During the courtesy call, DeGeneres gave Kagame a T-shirt and the three posed for photos together. Ever-media savvy, Kagame’s people tweeted the meeting and posted the video on his YouTube channel, with no further detail from either. Yet, the short meet-and-greet between a lesbian celebrity couple and the world’s favorite African strongman has the potential to signify much more for gay rights in East Africa.
Last year, when a gay Rwandan TV journalist publicly proposed to her partner, their planned nuptials caused an uncomfortable debate and anger in a conservative society. Rwanda’s LGBTQI community has not faced the kind of persecution seen elsewhere in the region, but they became the target of backlash when the proposal challenged traditional notions of marriage.

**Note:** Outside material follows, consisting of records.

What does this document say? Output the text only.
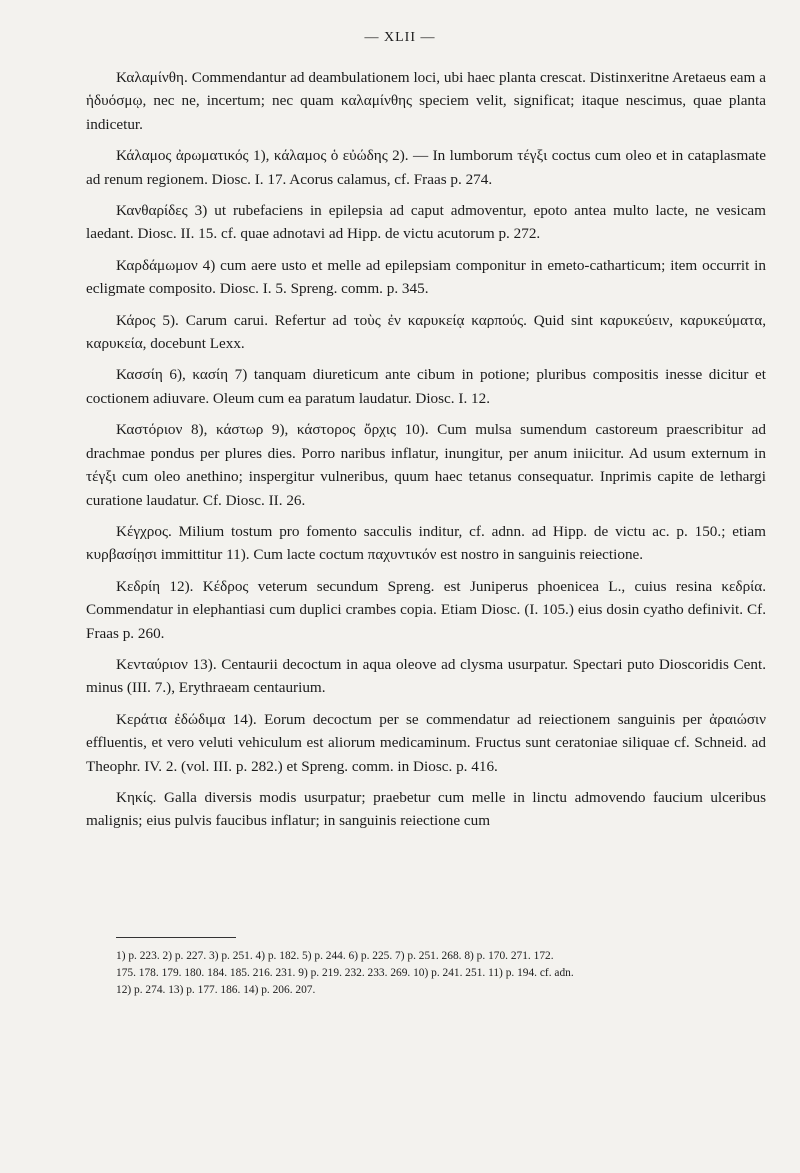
— XLII —

Καλαμίνθη. Commendantur ad deambulationem loci, ubi haec planta crescat. Distinxeritne Aretaeus eam a ἡδυόσμῳ, nec ne, incertum; nec quam καλαμίνθης speciem velit, significat; itaque nescimus, quae planta indicetur.

Κάλαμος ἀρωματικός 1), κάλαμος ὁ εὐώδης 2). — In lumborum τέγξι coctus cum oleo et in cataplasmate ad renum regionem. Diosc. I. 17. Acorus calamus, cf. Fraas p. 274.

Κανθαρίδες 3) ut rubefaciens in epilepsia ad caput admoventur, epoto antea multo lacte, ne vesicam laedant. Diosc. II. 15. cf. quae adnotavi ad Hipp. de victu acutorum p. 272.

Καρδάμωμον 4) cum aere usto et melle ad epilepsiam componitur in emeto-catharticum; item occurrit in ecligmate composito. Diosc. I. 5. Spreng. comm. p. 345.

Κάρος 5). Carum carui. Refertur ad τοὺς ἐν καρυκείᾳ καρπούς. Quid sint καρυκεύειν, καρυκεύματα, καρυκεία, docebunt Lexx.

Κασσίη 6), κασίη 7) tanquam diureticum ante cibum in potione; pluribus compositis inesse dicitur et coctionem adiuvare. Oleum cum ea paratum laudatur. Diosc. I. 12.

Καστόριον 8), κάστωρ 9), κάστορος ὄρχις 10). Cum mulsa sumendum castoreum praescribitur ad drachmae pondus per plures dies. Porro naribus inflatur, inungitur, per anum iniicitur. Ad usum externum in τέγξι cum oleo anethino; inspergitur vulneribus, quum haec tetanus consequatur. Inprimis capite de lethargi curatione laudatur. Cf. Diosc. II. 26.

Κέγχρος. Milium tostum pro fomento sacculis inditur, cf. adnn. ad Hipp. de victu ac. p. 150.; etiam κυρβασίῃσι immittitur 11). Cum lacte coctum παχυντικόν est nostro in sanguinis reiectione.

Κεδρίη 12). Κέδρος veterum secundum Spreng. est Juniperus phoenicea L., cuius resina κεδρία. Commendatur in elephantiasi cum duplici crambes copia. Etiam Diosc. (I. 105.) eius dosin cyatho definivit. Cf. Fraas p. 260.

Κενταύριον 13). Centaurii decoctum in aqua oleove ad clysma usurpatur. Spectari puto Dioscoridis Cent. minus (III. 7.), Erythraeam centaurium.

Κεράτια ἐδώδιμα 14). Eorum decoctum per se commendatur ad reiectionem sanguinis per ἀραιώσιν effluentis, et vero veluti vehiculum est aliorum medicaminum. Fructus sunt ceratoniae siliquae cf. Schneid. ad Theophr. IV. 2. (vol. III. p. 282.) et Spreng. comm. in Diosc. p. 416.

Κηκίς. Galla diversis modis usurpatur; praebetur cum melle in linctu admovendo faucium ulceribus malignis; eius pulvis faucibus inflatur; in sanguinis reiectione cum

1) p. 223. 2) p. 227. 3) p. 251. 4) p. 182. 5) p. 244. 6) p. 225. 7) p. 251. 268. 8) p. 170. 271. 172.
175. 178. 179. 180. 184. 185. 216. 231. 9) p. 219. 232. 233. 269. 10) p. 241. 251. 11) p. 194. cf. adn.
12) p. 274. 13) p. 177. 186. 14) p. 206. 207.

“They wondered, ‘Who are they? Who is who in the relationship?’ We started to get harassed again, so we stopped going out in the street of Kigali, we were scared,” said Carter, a transgender man and rights activist, talking to Voice of America after the incident. Still, the public proposal empowered a community that has lived in the shadows. 
In 2008, for example, a Rwandan lesbian couple was reportedly prevented from attending a conference on lesbian feminist thinkers in the Mozambican capital Maputo. Today, while gay marriage isn’t legal in Rwanda, the government does recognize the LGBTQI community’s right to live openly.
Rwanda has done away with colonial-era anti-gay laws and Kagame said at a meeting in San Francisco in 2016 that being openly gay in Rwanda “hasn’t been our problem. And we don’t intend to make it our problem.” Rwanda is more progressive than its neighbors, but has yet to use its influence for the better in the region.
In 2017, Rwandan police arrested Ugandan LGBTQI activist Kasha Jacqueline Nabagesera, as she arrived in Kigali. They deported her back to Uganda, where homosexuality is illegal and violently repressed. In Uganda, police go as far as raiding gay pride events and gay film festivals.
Rwanda’s other neighbor, Burundi, has moved to strengthen its anti-gay legislation. In Kenya, homosexuality may not be persecuted, but it is openly frowned upon, most recently through the banning of the filmRafiki, a coming-of-age lesbian love story
Kagame’s legacy is divisive. His clean capital and well-run run country belie a regime accused of being repressive. The economy’s steady growth is used to justify extending Kagame’s term and the gender parity in his cabinet distracts from his silenced opposition.
In spite of all of this, Kagame holds much influence as a leader in his region, especially on gender rights. It’s why women frustrated by discrimination in the African Union turned to him specifically. And it’s why posing with DeGeneres, whose own coming out more than two decades ago changed American attitudes, could be more than a photo-op—it could be a regional turning point.